Trump can't stop American progress on climate, Al Gore tells Cannes

70th Cannes Film Festival - Screening of the film
70th Cannes Film Festival - Screening of the film

Thomson Reuters

By Sarah Mills

CANNES, France (Reuters) - U.S. President Donald Trump cannot stop momentum to tackle climate change, former U.S. vice-president Al Gore said on Monday as he promoted his latest film on global warming at the Cannes Film Festival.

"An Inconvenient Sequel: Truth to Power" is the follow up to "An Inconvenient Truth", the documentary credited with bringing climate change into mainstream political discourse in the United States a decade ago.

Shot mostly before Trump's election, it features the Republican candidate on the campaign trail promising to abolish environmental regulations and boost the coal and oil industries. At one point Trump tells a rally: "We need some global warming -- it's freezing!"

But with legal and political obstacles, Gore said Trump would be unable to stop the momentum that would shift society away from fossil fuels.

"We now know after four months of the Trump administration, no one person, not even a president, can stop the climate movement," Gore told a news conference at the French film festival.

"The courts have blocked parts of what President Trump has attempted and the Congress has refused to act on other parts of his agenda. The American people are determined to continue making progress and will do so," he added.

Since he took office, Trump's administration has moved to unwind environmental rules but frustrated some conservatives by entertaining the idea of keeping the United States in a global pact to fight climate change.

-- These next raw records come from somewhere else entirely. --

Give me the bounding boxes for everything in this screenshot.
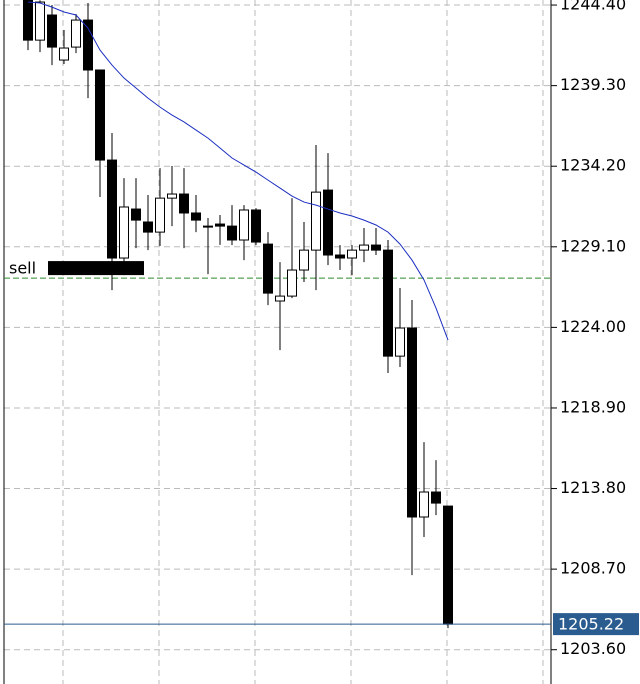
y-tick-label: 1203.60: [560, 639, 626, 658]
price-tag: [553, 613, 639, 636]
candle-body: [431, 491, 441, 504]
y-tick-label: 1234.20: [560, 156, 626, 175]
y-tick-label: 1208.70: [560, 559, 626, 578]
candle-body: [155, 197, 165, 233]
candle-body: [203, 225, 213, 228]
candle-body: [23, 0, 33, 41]
candle-body: [35, 1, 45, 41]
candle-body: [443, 505, 453, 625]
candle-body: [107, 159, 117, 259]
candle-body: [59, 47, 69, 61]
candle-body: [47, 14, 57, 48]
candle-body: [395, 327, 405, 357]
y-tick-label: 1239.30: [560, 75, 626, 94]
candle-body: [275, 295, 285, 302]
candle-body: [131, 208, 141, 221]
candle-body: [251, 209, 261, 243]
candle-body: [191, 212, 201, 221]
candle-body: [95, 69, 105, 161]
candle-body: [239, 209, 249, 241]
candle-body: [407, 327, 417, 518]
candle-body: [347, 249, 357, 259]
candle-body: [179, 193, 189, 214]
candle-body: [143, 221, 153, 233]
candle-body: [263, 243, 273, 294]
y-tick-label: 1213.80: [560, 478, 626, 497]
candle-body: [311, 191, 321, 251]
candle-body: [119, 206, 129, 259]
candle-body: [299, 249, 309, 271]
candle-body: [323, 189, 333, 256]
y-tick-label: 1224.00: [560, 317, 626, 336]
y-tick-label: 1244.40: [560, 0, 626, 14]
order-label: sell: [9, 259, 36, 278]
candle-body: [371, 244, 381, 251]
candle-body: [383, 249, 393, 357]
order-tag: [48, 261, 144, 276]
moving-average: [27, 1, 449, 341]
candle-body: [359, 244, 369, 251]
candle-body: [335, 254, 345, 259]
candle-body: [71, 19, 81, 48]
candle-body: [215, 223, 225, 227]
candle-body: [287, 269, 297, 297]
price-label: 1205.22: [558, 615, 624, 634]
candle-body: [83, 19, 93, 71]
y-tick-label: 1229.10: [560, 236, 626, 255]
candle-body: [419, 491, 429, 518]
candle-body: [167, 193, 177, 199]
y-tick-label: 1218.90: [560, 397, 626, 416]
candle-body: [227, 225, 237, 241]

Gore expressed hope that Trump would opt not to quit the 2015 Paris deal on climate change signed by most countries in the world.

"I do believe that there is a better-than-even chance that he will surprise many by keeping the U.S. within the Paris agreement. I don’t know that he will but I think there is a chance that he will."

"An Inconvenient Sequel" premiered at the Sundance Festival in January to mixed reviews.

Variety said it was "likely to be another event, a part of the conversation, a movie that glories, once again, in the incisive power of its inconvenience".

But the Hollywood Reporter said the documentary's big weakness was that Gore failed to tackle Trump strongly enough.

"Quite possibly, Gore thinks talking at this point would jeopardize any influence he might have in the soon-to-be gold-plated Oval Office," it wrote in January.

"But this is one area in which the movie cannot inspire hope for the future."